We helped them clear out of the room, in silence. Sybil kept hugging Pam and Pete and bustling around. Patty had a new admission down the hall, and things were getting busy. I watched them leave the floor, holding hands, and helped Sybil and her brother with the plants and the suitcases. I stood at the big double doors and watched them all into the elevator, quiet and still. They looked numb, their faces looked scraped in the harsh light in the hallway. There didn’t seem to be anything to say, so no one was talking. I walked back on the floor and went into the lounge for a cup of coffee. I felt a little numb, myself.
“Life’s a real bitch, right, Marie?” Patty drank coffee and frowned bleakly into the darkness out the window in the nurse’s lounge. “And then you die.” She turned to me, and I saw tears in her eyes. “Are you going to tell Carolyn, so she can put this in a book?”
I poured a cup of coffee and said, “Sure. It needs to be told. All of it.” I took a deep breath, and drank my coffee. “You need to check the IV in room 612.”
Patty stared at me for a long minute, put her coffee down, and nodded. “Back to work. We all need work, even those two old war-horses who just walked out of here.” She put her coffee cup down, and turned to me with some fire in her eyes.
“Tell her to write it down, all of it. No one’s going to believe it, no one will. They’ll think we made it up. Things like this happen all the time, but no one wants to hear it. So go and tell it.” She stopped for a minute and turned so I couldn’t see the tears. “And you better be right about the IV in 612.” Patty stomped off, hurting. I waited for a minute, for the perspective to settle, and then I followed her out on the floor, and sure enough, the IV in 612 did need tending to. So did about twenty other things, so we got the work we needed.
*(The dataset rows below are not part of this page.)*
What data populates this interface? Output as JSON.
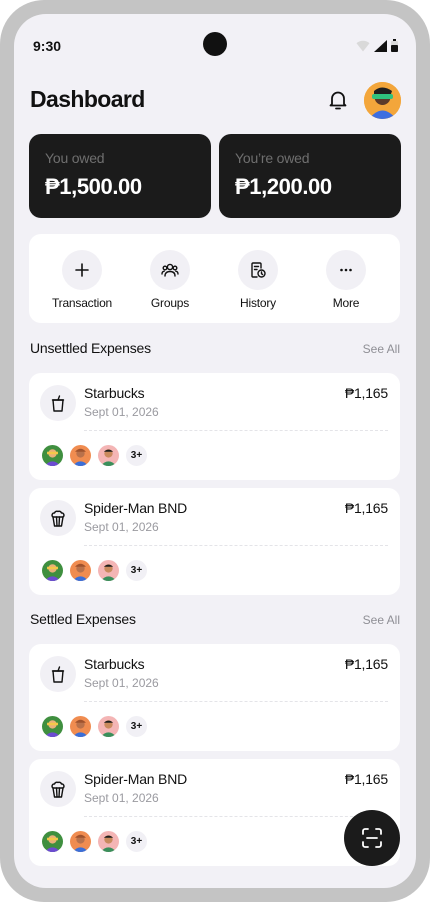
{
  "status_bar": {
    "time": "9:30"
  },
  "header": {
    "title": "Dashboard"
  },
  "balances": [
    {
      "label": "You owed",
      "amount": "₱1,500.00"
    },
    {
      "label": "You’re owed",
      "amount": "₱1,200.00"
    }
  ],
  "actions": [
    {
      "label": "Transaction",
      "icon": "plus-icon"
    },
    {
      "label": "Groups",
      "icon": "users-icon"
    },
    {
      "label": "History",
      "icon": "history-icon"
    },
    {
      "label": "More",
      "icon": "more-dots-icon"
    }
  ],
  "unsettled": {
    "title": "Unsettled Expenses",
    "see_all": "See All",
    "items": [
      {
        "name": "Starbucks",
        "date": "Sept 01, 2026",
        "amount": "₱1,165",
        "icon": "cup-icon",
        "more": "3+"
      },
      {
        "name": "Spider-Man BND",
        "date": "Sept 01, 2026",
        "amount": "₱1,165",
        "icon": "popcorn-icon",
        "more": "3+"
      }
    ]
  },
  "settled": {
    "title": "Settled Expenses",
    "see_all": "See All",
    "items": [
      {
        "name": "Starbucks",
        "date": "Sept 01, 2026",
        "amount": "₱1,165",
        "icon": "cup-icon",
        "more": "3+"
      },
      {
        "name": "Spider-Man BND",
        "date": "Sept 01, 2026",
        "amount": "₱1,165",
        "icon": "popcorn-icon",
        "more": "3+"
      }
    ]
  },
  "fab": {
    "icon": "scan-icon"
  },
  "colors": {
    "card_dark": "#1b1b1b",
    "background": "#f2f1f6",
    "muted": "#9a9aa0"
  }
}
Those two old war-horses did well, and healed, and went down to Peg in the chemo room for their treatments, but that’s another story. Pam’s husband is stable, and everyone seems optimistic. The hospital filled up with new patients just as fast we send the old ones home, and we all had work to do. Sometimes we had more work than we could handle, but we were all still on duty, just the same.